Who Wins With Women: Their Partner or Their Pet?

The unconditional love that pets show their female owners seem to be paying off. In a recent survey done by the English animal charity group, The Brooke, more than 1/3 of the 2,000 women surveyed reported that they loved their pet as much as their significant other.

This overwhelming show of love may not be surprising, especially considering that our modern pets have become members of our human families. But it may be surprising to learn that one in ten women admitted that they loved their pet even more than their partner, and many didn’t even feel guilty about it.

The study highlights a pet’s most winning characteristic, unconditional love. The women surveyed admitted that their feelings for their pet increased when their partners showed less affection. They don’t argue with women about money, children, and housework, and their affection is almost always available.

Some respondents also said that if a boyfriend didn’t like their pet, it would be a reason to split up. Pets can be a center of contention in relationships more than some people think, especially when someone enters a relationship with the pet. They are so loved that this can often cause feelings of jealousy in a budding relationship, reports the matchmaking site, match.com

They can also become a source of tension as couples sort out the specifics of pet care, the “rights” of the pet, and exactly how much money should be spent on it. Perhaps one of the most common pet arguments is if it is allowed to sleep in the bed with its human counterparts.

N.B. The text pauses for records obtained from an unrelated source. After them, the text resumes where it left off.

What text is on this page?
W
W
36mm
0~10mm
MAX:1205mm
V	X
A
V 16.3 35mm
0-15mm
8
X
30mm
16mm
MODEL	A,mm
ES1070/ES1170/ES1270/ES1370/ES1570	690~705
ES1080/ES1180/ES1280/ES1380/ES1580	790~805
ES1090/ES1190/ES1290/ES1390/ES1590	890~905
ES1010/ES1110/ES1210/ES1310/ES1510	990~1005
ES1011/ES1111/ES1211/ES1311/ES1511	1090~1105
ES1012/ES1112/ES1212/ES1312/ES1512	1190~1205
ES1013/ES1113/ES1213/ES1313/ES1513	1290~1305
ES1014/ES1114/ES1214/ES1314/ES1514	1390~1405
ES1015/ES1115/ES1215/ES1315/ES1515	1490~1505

While sorting out these details can be complicated, the happiness that a pet brings to a partner in the relationship is usually worth the sacrifice, and the other partner may come to view the pet with affection as well.

Of course, tensions can be less and even bring a new unity relationship when the adoption of a pet is a shared choice between two significant others, but the technicalities of owning a pet can still be difficult to work out if not thought out before the pet comes home.

If you and your significant pet are considering adopting a pet, think about the following first:

  • Make sure that you’ve talked about the time and financial commitments of the pet, and that you’re both ready. Do you have the funds to not only purchase the pet but also provide it with the proper vet visits and needs such as a pet collar, a dog bed, or a crate?
  • Decide ahead of time who will take care of which pet responsibilities, from early morning bathroom duty to vet visits.
  • Make sure you’re both comfortable with the type of pet you want to bring home. A dog breed that’s known to be difficult to train, for example, may not be a good match for a couple where one partner hasn’t ever trained a dog before.
  • Set the boundaries beforehand. Talk about what kind of training method you’ll both be using, where the pet will sleep, and how much reign of the house the pet will be allowed to have.

If anything, the Brooke survey highlights that, despite the sacrifices pets can require, pet relationships are true love, and if approached well, can bring you and your true love closer together instead of farther apart.